TEXT-OBJECT-PROCESS: “NEGATIVE SPACE IS THE NEW BLACK”*

* A phrase coined by my friend Peter Bugg.

And the last step is the most fun, the peeling away, subtractive shaping of the text. This seems like it would be a dangerous, nerve-wracking thing to do, but the paper is incredibly resilient (it’s Somerset Book Heavyweight) and the work is slow enough where it is actually hard to make mistakes (and mistakes are easy enough to fix on a partially destroyed object anyway, and part of this is about all of the “mistakes” made).



I want to figure out way to take advantage of the way that the partially peeled pieces look. It’s a question of legibility (is the partially covered text legible?) and how to structure the action (hand-mechanical, anti-compositional). Perhaps for next year’s broadsides.

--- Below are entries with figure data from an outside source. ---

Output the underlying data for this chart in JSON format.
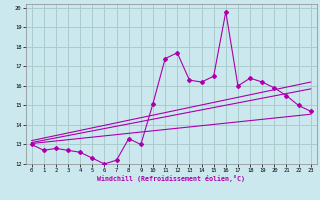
{
  "xlabel": "Windchill (Refroidissement éolien,°C)",
  "ylabel": "",
  "background_color": "#cce8ef",
  "grid_color": "#aacccc",
  "line_color": "#aa00aa",
  "xlim": [
    -0.5,
    23.5
  ],
  "ylim": [
    12,
    20.2
  ],
  "xticks": [
    0,
    1,
    2,
    3,
    4,
    5,
    6,
    7,
    8,
    9,
    10,
    11,
    12,
    13,
    14,
    15,
    16,
    17,
    18,
    19,
    20,
    21,
    22,
    23
  ],
  "yticks": [
    12,
    13,
    14,
    15,
    16,
    17,
    18,
    19,
    20
  ],
  "main_x": [
    0,
    1,
    2,
    3,
    4,
    5,
    6,
    7,
    8,
    9,
    10,
    11,
    12,
    13,
    14,
    15,
    16,
    17,
    18,
    19,
    20,
    21,
    22,
    23
  ],
  "main_y": [
    13.0,
    12.7,
    12.8,
    12.7,
    12.6,
    12.3,
    12.0,
    12.2,
    13.3,
    13.0,
    15.1,
    17.4,
    17.7,
    16.3,
    16.2,
    16.5,
    19.8,
    16.0,
    16.4,
    16.2,
    15.9,
    15.5,
    15.0,
    14.7
  ],
  "line2_x": [
    0,
    23
  ],
  "line2_y": [
    13.05,
    14.55
  ],
  "line3_x": [
    0,
    23
  ],
  "line3_y": [
    13.1,
    15.85
  ],
  "line4_x": [
    0,
    23
  ],
  "line4_y": [
    13.2,
    16.2
  ]
}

Doing things like this always leaves behind interesting detritus:



Yes, I keep them. No, I don’t know what to do with them yet. But one thing leads to another….

2 comments:

Derek White said...

Great stuff. Really.

François Vigneault said...

Having had the chance to have a "preview", it is awesome to see these process picks. I love the moment where only part of the ground has been removed, and not all the text is revealed... could be interesting for a future broadside, if it matched the tenor of the written word to have some parts imperfectly obfuscated. Good work, you are a constant inspiration!